Discrete spectrum for sum of operators Let $l^2(\mathbb{Z})$ be the space of square summable bi-infinite sequences. Let $\textbf{L denote the operator of multiplication by $n$}$ and let $\mathcal{H}=\{\{a_n\}\in l^2(\mathbb{Z}):\{na_n\}\in l^2(\mathbb{Z})\} \subset l^2(\mathbb{Z})$ and $||\{a_n\}||_{\mathcal{H}}^2=\sum_{n\in \mathbb{Z}} (1+n^2)|a_n|^2$. Also let $R \in \mathcal{L}(l^2(\mathbb{Z}),l^2(\mathbb{Z}))$ i.e, bounded linear function from $l^2(\mathbb{Z}) \to l^2(\mathbb{Z})$.
a) We have to show that the spectrum of $L+R$ is discrete. Precisely, there is a discrete set $D \subset \mathbb{C}$ such that $L+R-\lambda I:\mathcal{H}\to l^2(\mathbb{Z})$ is invertible for $\lambda \notin D$.
b) As an application of the above we have: 
Let $\mathbb{T}=\mathbb{R}\backslash (2\pi\mathbb{Z})$ and $V \in C(\mathbb{T})$. Show that the set $D=\{\lambda \in \mathbb{C}: \text{there is f}\in C^1(\mathbb{T}) \text{ not identically $0$ and solving } f'+Vf=\lambda f\}$ is discrete.
$\textbf{Thoughts}:$
I think b) should follow directly from a) by taking the fourier transform for the given equation. 
For a) I think the point spectrum will be $0$ since for large enough n, $R\{\{a_n\}\}_n$ will be small. I am not so sure about the residual spectrum. 
In general, I am only aware of Reisz Schauder which gives a discrete set spectrum but it works only for compact operators. In this case I don't see why $L+R$ would be compact, at least directly. One thing that I thought could help was that $H^1(\mathbb{T})$ is compactly embedded in $L^2(\mathbb{T})$ but it doesn't seem to be of any help.
Any help will be appreciated. Thanks.
 A: In the following for a linear operator $T$ in $\ell^2(\Bbb Z)$, $\rho(T)$ denotes the resolvent set of $T$, i.e., the set of all $\lambda\in\Bbb C$ for which the operator $T-\lambda = T-\lambda I$ is invertible. Also, $\sigma(T)$ denotes the spectrum of $T$, i.e., $\sigma(T) = \Bbb C\setminus\rho(T)$.

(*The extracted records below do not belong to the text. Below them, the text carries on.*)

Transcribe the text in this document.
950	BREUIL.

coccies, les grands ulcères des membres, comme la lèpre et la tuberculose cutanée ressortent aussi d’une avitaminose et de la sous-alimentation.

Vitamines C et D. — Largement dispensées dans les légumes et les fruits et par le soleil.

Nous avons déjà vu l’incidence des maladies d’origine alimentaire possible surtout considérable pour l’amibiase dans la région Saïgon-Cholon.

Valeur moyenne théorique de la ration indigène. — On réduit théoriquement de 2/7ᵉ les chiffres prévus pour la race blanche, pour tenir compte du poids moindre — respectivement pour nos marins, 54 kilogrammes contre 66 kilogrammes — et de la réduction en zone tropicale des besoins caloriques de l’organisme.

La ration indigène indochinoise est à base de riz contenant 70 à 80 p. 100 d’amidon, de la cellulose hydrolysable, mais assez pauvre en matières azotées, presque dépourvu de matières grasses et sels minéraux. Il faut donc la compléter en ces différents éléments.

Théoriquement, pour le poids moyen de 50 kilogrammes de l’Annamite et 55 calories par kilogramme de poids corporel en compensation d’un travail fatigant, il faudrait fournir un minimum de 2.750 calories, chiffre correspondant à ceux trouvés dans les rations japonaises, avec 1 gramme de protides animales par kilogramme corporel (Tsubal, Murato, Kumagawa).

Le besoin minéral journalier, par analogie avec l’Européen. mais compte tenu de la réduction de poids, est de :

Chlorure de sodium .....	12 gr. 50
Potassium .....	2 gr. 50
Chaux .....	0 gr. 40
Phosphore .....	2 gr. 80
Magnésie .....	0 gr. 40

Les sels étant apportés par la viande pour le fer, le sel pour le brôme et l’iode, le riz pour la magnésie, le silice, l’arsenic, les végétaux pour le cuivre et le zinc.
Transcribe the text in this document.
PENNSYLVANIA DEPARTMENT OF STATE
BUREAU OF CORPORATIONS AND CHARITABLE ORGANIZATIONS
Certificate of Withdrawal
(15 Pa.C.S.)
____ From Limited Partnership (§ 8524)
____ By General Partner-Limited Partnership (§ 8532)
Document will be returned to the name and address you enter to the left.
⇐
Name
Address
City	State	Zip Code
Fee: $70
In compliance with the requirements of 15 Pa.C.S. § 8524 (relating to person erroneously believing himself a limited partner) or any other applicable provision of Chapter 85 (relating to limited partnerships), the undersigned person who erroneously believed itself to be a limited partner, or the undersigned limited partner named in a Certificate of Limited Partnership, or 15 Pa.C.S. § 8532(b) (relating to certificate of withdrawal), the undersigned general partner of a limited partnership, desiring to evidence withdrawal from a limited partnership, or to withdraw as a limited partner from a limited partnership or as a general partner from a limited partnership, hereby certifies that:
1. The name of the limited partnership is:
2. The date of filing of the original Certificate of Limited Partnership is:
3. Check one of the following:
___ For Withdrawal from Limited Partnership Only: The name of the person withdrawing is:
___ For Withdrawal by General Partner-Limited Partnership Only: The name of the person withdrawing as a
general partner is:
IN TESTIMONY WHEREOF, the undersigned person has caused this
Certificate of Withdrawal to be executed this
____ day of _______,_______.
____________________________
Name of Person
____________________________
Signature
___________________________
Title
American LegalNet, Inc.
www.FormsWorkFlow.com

For $\lambda\in\rho(L)$ you have $L+R-\lambda = (I + R(L-\lambda)^{-1})(L-\lambda)$. We know that $\|(L-\lambda)^{-1}\| = \tfrac 1{dist(\lambda,\sigma(L))}$. So, for $dist(\lambda,\sigma(L))$ large enough (note that $\sigma(L) = \{n : n\in\Bbb Z\}$) we have $\|R(L-\lambda)^{-1}\| < 1$ and thus $L+R-\lambda$ is invertible for these $\lambda$. So, $\rho(L+R)\neq\emptyset$. Now, for $\lambda\in\rho(L+R)\cap\rho(L)$,
$$
(L+R-\lambda)^{-1} = (L-\lambda)^{-1}[I + R(L-\lambda)^{-1}]^{-1}.
$$
Now, we also (hopefully) know that $(L-\lambda)^{-1}$ is a compact operator. So $(L+R-\lambda)^{-1}$ is compact. Hence, the resolvent of $L+R$ is compact, which means that $\sigma(L+R)$ is discrete.
For part (b) invoke the Fourier transform $\mathcal F : C(\Bbb T)\to\ell^2(\Bbb Z)$.